Do you control your phone or does your phone control you? I’m addicted to my phone and I’m not embarrassed to admit it. It’s not totally my fault either. Corporations spend gazillions on research and app development specifically designed to ensure that they ensnare more and more of our time! One tech CEO said their greatest competitor wasn’t another company, but was SLEEP. Can you imagine?! These companies don’t want us to even have real lives or to get a good night’s rest! They want us to soothe our brains by scrolling and shopping and searching for never-ending answers to all of life’s questions!
So what can we do about this problem of always having our nose in our phones? We can Do the Downtime! Learning how to downtime has been the most important part of my screen addiction recovery program. (I’m still enrolled and will likely be a lifetime member.) Downtime is the most brilliant feature of the iPhone in my opinion! You get to choose to have your apps grayed out with no red numbered icons grasping the curious mind. Android's equivalent of iOS's "Downtime" is the Digital Wellbeing feature, which allows you to set screen time limits, track app usage, and schedule display changes to promote better digital well-being. I’ve only used Apple’s Downtime so everything I’m mentioning today is from my experience with it. You can select which apps you want to downtime, which apps you want to always remain available for use. Personally, I downtime all shopping and social media apps, leaving my browsers, banking, and email apps open. Personalize it depending on what you are most tempted with for time wasting! You can set times for automatic downtimes or just manually put it in downtime mode. When I first started doing this, even going one hour made me feel all twitchy and tingly and cut off from civilization. Now, I crave the peace and quiet and comfort of not seeing 70 unread messages. Sometimes I breathe an audible sigh of relief when I slide the toggle into downtime and leave it there for most of a day. Nothing is usually all that urgent anyway. My friends and family know if they really need to reach me, a regular text or an old fashioned phone call will get me instantly through my Apple Watch. I like to pretend my phone is an old-fashioned green corded phone and I “hang it up” on a shelf, then proceed to live my life like we did in the ‘90’s! It’s lovely! I whisk (potter is more truthful) about doing my daily duties while THINKING and PONDERING about things. We mustn’t let the art of thinking die out! We need to water it with Silence and Solitude and Simplicity and Slowing Down. Not douse it with another podcast or a constant audiobook. If you don’t like the sound of your own thoughts, you need to make friends with your very own mind in order to enjoy being with yourself.

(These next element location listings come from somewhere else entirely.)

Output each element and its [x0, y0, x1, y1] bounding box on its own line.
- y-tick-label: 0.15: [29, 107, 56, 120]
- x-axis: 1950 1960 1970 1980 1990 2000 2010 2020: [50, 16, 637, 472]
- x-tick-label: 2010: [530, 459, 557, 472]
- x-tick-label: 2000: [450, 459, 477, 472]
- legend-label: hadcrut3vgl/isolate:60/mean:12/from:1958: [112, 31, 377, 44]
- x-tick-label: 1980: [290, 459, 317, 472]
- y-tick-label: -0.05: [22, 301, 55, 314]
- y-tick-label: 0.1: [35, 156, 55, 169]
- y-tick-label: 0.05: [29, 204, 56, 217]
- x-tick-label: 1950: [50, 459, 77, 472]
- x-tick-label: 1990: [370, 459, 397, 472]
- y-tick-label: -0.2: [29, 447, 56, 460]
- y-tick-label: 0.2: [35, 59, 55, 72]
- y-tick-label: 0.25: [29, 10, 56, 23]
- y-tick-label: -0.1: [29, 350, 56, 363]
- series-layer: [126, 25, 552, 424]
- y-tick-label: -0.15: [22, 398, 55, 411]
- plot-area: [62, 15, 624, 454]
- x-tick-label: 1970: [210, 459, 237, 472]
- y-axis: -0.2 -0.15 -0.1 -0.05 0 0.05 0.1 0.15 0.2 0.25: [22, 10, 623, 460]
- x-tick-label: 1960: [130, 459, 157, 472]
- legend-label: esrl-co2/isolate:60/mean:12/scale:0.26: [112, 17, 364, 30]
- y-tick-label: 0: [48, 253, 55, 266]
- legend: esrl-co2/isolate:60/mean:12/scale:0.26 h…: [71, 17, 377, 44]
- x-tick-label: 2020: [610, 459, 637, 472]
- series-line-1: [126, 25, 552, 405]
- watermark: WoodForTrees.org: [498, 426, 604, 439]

Now I know it’s ironic that I’m typing this epistle on my phone and you are looking at yours while you’re reading it; but our phones are here to stay in this our day. We use them for work and for play and that’s OK - as long as we are making intentional choices. Yet little by little, downtime by downtime, we CAN get our lives back and teach our children by example that life is more than what’s seen on the screen. I was most pleased to reach an all time low personal screentime average of 4 hours 40 minutes per day the other week! My average was commonly double that in the past. It’s a work in progress over here, and I think it always will be. We have to help each other win this war against losing the way life used to be. I tell Danielle to put up her iPad, she hides my phone, and then we decide to bike together back into the bliss of the 1990’s. Do the downtime and come along for the ride!
Recently someone commented that if she'd been reading true crime, it was hard to take a walk without her phone. My immediate response was Take your phone, please. Then I wondered how the phone could protect me. I used to do all kinds of things in the big wide world without a phone and no knowledge of how to use a pay phone! The world is a bit different now but God is still the same. I agree, we need a phone that's kept in it's place. Not easy!😊
Love this! We truly must learn to enjoy our own company!